What Are AI Agents?
AI agents are autonomous software systems that can perceive their environment, make decisions, and take actions to achieve specific goals - often with minimal human intervention. Unlike traditional software that follows rigid, pre-programmed rules, agents can interpret context, adapt their approach, and work through multi-step tasks by reasoning about what needs to happen next.
Agentic AI refers to this new category of AI systems that exhibit agency: the ability to act independently, plan sequences of actions, use tools, and learn from feedback. Rather than simply responding to a single prompt, agentic systems can break down complex objectives, iterate on their approach, and coordinate across multiple interfaces and data sources.
In practice, this means:
- An agent might read an email, understand the request, pull relevant data from multiple systems, draft a response, and schedule a follow-up - all without step-by-step human guidance.
- Agents can operate across traditional UIs (clicking buttons, filling forms), APIs, databases, and documents, treating the entire software landscape as their working environment.
- They're designed to handle ambiguity, recover from errors, and ask for help when needed, making them more resilient than traditional automation.
The shift to agentic AI is significant because it changes who - or what - interacts with our software.
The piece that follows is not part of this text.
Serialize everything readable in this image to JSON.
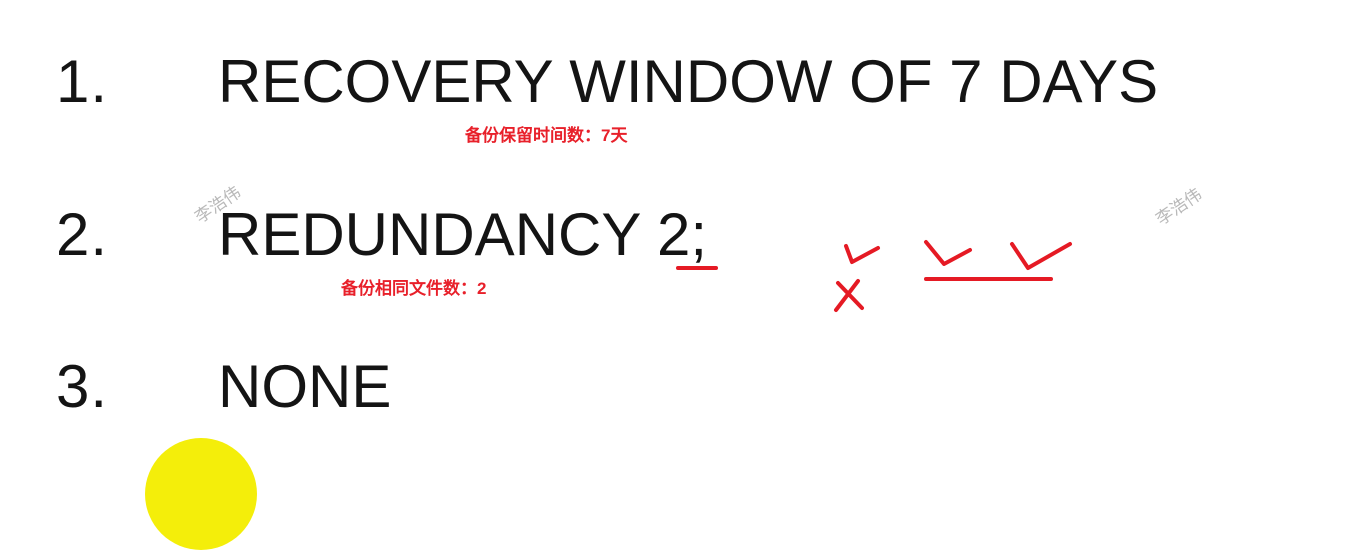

Interfaces originally built for human eyes and hands now need to serve both people and autonomous agents working alongside them.
Over the past year, the contract between people and software has begun to shift. Interfaces are increasingly read and acted upon by software, not just clicked by humans. That suggests making intent, structure, and constraints more legible, so both people and agents can find their way.
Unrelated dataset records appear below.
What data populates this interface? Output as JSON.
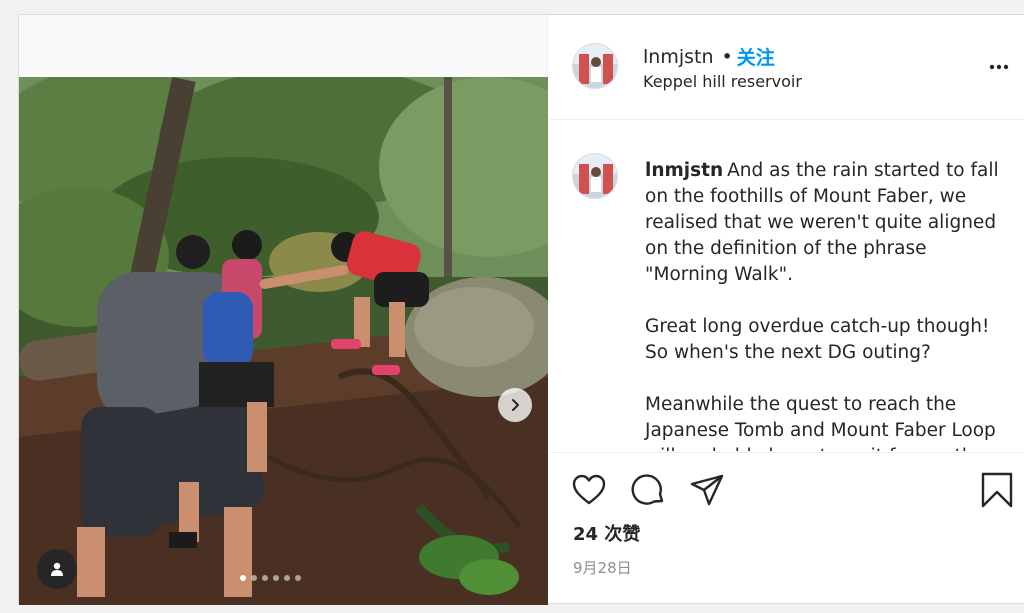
{
  "post": {
    "username": "lnmjstn",
    "separator": "•",
    "follow_label": "关注",
    "location": "Keppel hill reservoir",
    "caption": {
      "username": "lnmjstn",
      "paragraphs": [
        "And as the rain started to fall on the foothills of Mount Faber, we realised that we weren't quite aligned on the definition of the phrase \"Morning Walk\".",
        "Great long overdue catch-up though! So when's the next DG outing?",
        "Meanwhile the quest to reach the Japanese Tomb and Mount Faber Loop will probably have to wait for another day."
      ]
    },
    "likes": "24 次赞",
    "date": "9月28日",
    "carousel": {
      "count": 6,
      "active_index": 0
    },
    "icons": {
      "like": "heart-icon",
      "comment": "comment-bubble-icon",
      "share": "paper-plane-icon",
      "save": "bookmark-icon",
      "more": "more-options-icon",
      "next": "chevron-right-icon",
      "tag": "user-tag-icon"
    },
    "colors": {
      "link": "#0095f6",
      "text": "#262626",
      "secondary": "#8e8e8e"
    }
  }
}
Recently, I noticed how AI agents interact with software: some struggle with basic tasks whilst easily completing more complex ones. What if we designed interfaces that work well for both humans and agents?
Designing UI That Agents Can Notice
This is increasingly being referred to as UX/AX - User Experience and Agent Experience. The experience is no longer limited to humans. Agentic systems also need to be considered if we want AI‑friendly applications that bring efficiency to modern workflows.
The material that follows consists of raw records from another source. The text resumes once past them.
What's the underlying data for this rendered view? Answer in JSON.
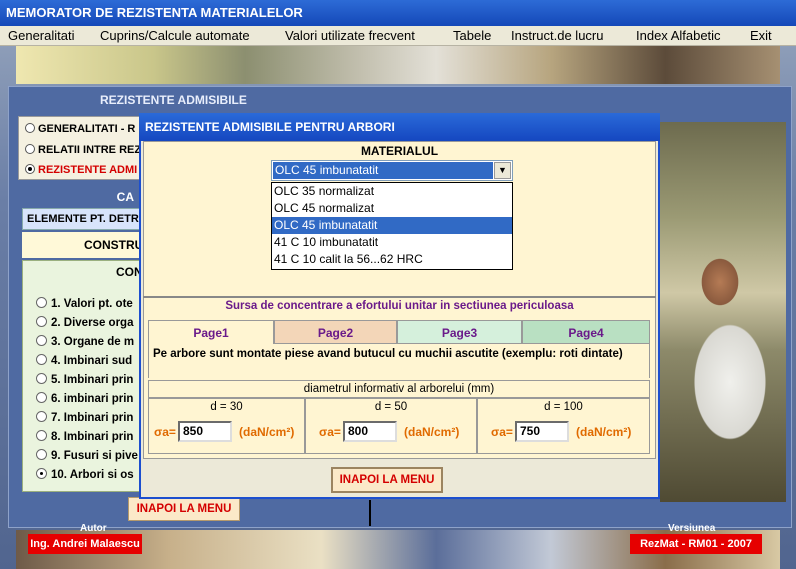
{
  "app": {
    "title": "MEMORATOR DE REZISTENTA MATERIALELOR"
  },
  "menu": [
    "Generalitati",
    "Cuprins/Calcule automate",
    "Valori utilizate frecvent",
    "Tabele",
    "Instruct.de lucru",
    "Index Alfabetic",
    "Exit"
  ],
  "back_window": {
    "title": "REZISTENTE ADMISIBILE",
    "radios": [
      "GENERALITATI - R",
      "RELATII INTRE REZI",
      "REZISTENTE ADMI"
    ],
    "calc_head": "CA",
    "elem_bar": "ELEMENTE PT. DETR",
    "constr": "CONSTRU",
    "con": "CON",
    "list": [
      "1. Valori pt. ote",
      "2. Diverse orga",
      "3. Organe de m",
      "4. Imbinari sud",
      "5. Imbinari prin",
      "6. imbinari prin",
      "7. Imbinari prin",
      "8. Imbinari prin",
      "9. Fusuri si pive",
      "10. Arbori si os"
    ],
    "back_button": "INAPOI LA MENU",
    "author_caption": "Autor",
    "author": "Ing. Andrei Malaescu",
    "version_caption": "Versiunea",
    "version": "RezMat - RM01 - 2007"
  },
  "dialog": {
    "title": "REZISTENTE ADMISIBILE PENTRU ARBORI",
    "material_label": "MATERIALUL",
    "material_selected": "OLC  45 imbunatatit",
    "material_options": [
      "OLC 35 normalizat",
      "OLC 45 normalizat",
      "OLC  45 imbunatatit",
      "41 C 10 imbunatatit",
      "41 C 10 calit la 56...62 HRC"
    ],
    "sursa": "Sursa de concentrare a efortului unitar in sectiunea periculoasa",
    "tabs": [
      "Page1",
      "Page2",
      "Page3",
      "Page4"
    ],
    "tab_text": "Pe arbore sunt montate piese avand butucul cu muchii ascutite (exemplu: roti dintate)",
    "diam_label": "diametrul informativ al arborelui (mm)",
    "columns": [
      {
        "d": "d = 30",
        "sigma": "σa=",
        "value": "850",
        "unit": "(daN/cm²)"
      },
      {
        "d": "d = 50",
        "sigma": "σa=",
        "value": "800",
        "unit": "(daN/cm²)"
      },
      {
        "d": "d = 100",
        "sigma": "σa=",
        "value": "750",
        "unit": "(daN/cm²)"
      }
    ],
    "back_button": "INAPOI LA MENU"
  }
}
Agents infer a lot from names, layout, and metadata. When a UI is ambiguous to humans, it is often opaque to agents.
- A small example: a calendar that reveals an add button only on hover feels tidy, but it is hard for an agent to discover. An always‑visible "Add event" button is straightforward for both.
- Clear naming helps: "Customer status" is clearer than "CustStat," and labels like "Units" need context.
- Structure and field grouping help too: separating supplier name and address from receiver name and address makes state and relationships clearer.
- Light annotation carries weight: hints and placeholders can guide formatting, especially for dates with different formats such as DD/MM/YY.
Keeping People in the Loop
Predictability and reversibility build trust.
- Preview what will happen, what data will be touched, and the expected outcome to reduce anxiety.
- Provide reversible actions, version history, and clear reconciliation steps so it is safe to experiment.
- When confidence is low, adapt the UI: show missing‑data flags or uncertainty and offer safer choices.
- Add a simple "Why this?" to reveal inputs, rules, and references.
What Products May Need to Offer Agents
Think of the product like an integration guide for a teammate. In logistics, you often need domain knowledge to parse acronyms and flows.
- Clear verbs: "Create record," "Submit," "Search {X}."
- Observable state: Draft, Pending, Submitted, Accepted, Held, Withdrawn, with timestamps and who set them.
- Predictable actions: preconditions, postconditions, and expected side effects.
- Prioritise clarity in the flow over fewer clicks.
Treating Knowledge as Part of the System
Agents are only as good as the information they can access and trust.
- Maintain a shared glossary of domain terms to keep everyone aligned.
- Document standard procedures with clear preconditions and validation steps.
- Define compliance requirements, exception handling, and escalation paths up front.
- Provide concrete examples of both correct and incorrect approaches.
- Organise documentation into focused, titled sections with stable references. Use lists and tables to make relationships clear.
- Surface relevant context in the UI itself - current page, selected records, active filters - so agents can cite their sources.
A Few Anti‑Patterns
- Chat‑only interfaces for operational work
- Hidden state in free‑text notes
- Overloaded fields with multiple meanings
- Magic buttons with unclear side effects
- Labels without units or validation
- Multiple entry points for the same critical action
What to Watch
It may be helpful to track outcomes rather than just activity.
- Task completion rate without human intervention
- Plan approval versus rejection rate
- Time to first correct action
- Rework and rollback rate
Where This Might Be Heading
Agentic AI does not eliminate UI - at least not yet. If anything, it nudges us towards clearer, more explicit interfaces. Natural language can be great for capturing intent, whilst structured UI supports precision and repeatability. Designing for two users - a person and an agent - may produce systems that feel more intuitive, resilient, and fast.
Curious to hear from designers and developers working in this space: What patterns are working for you? What is breaking? And do you think UX/AX is here to stay?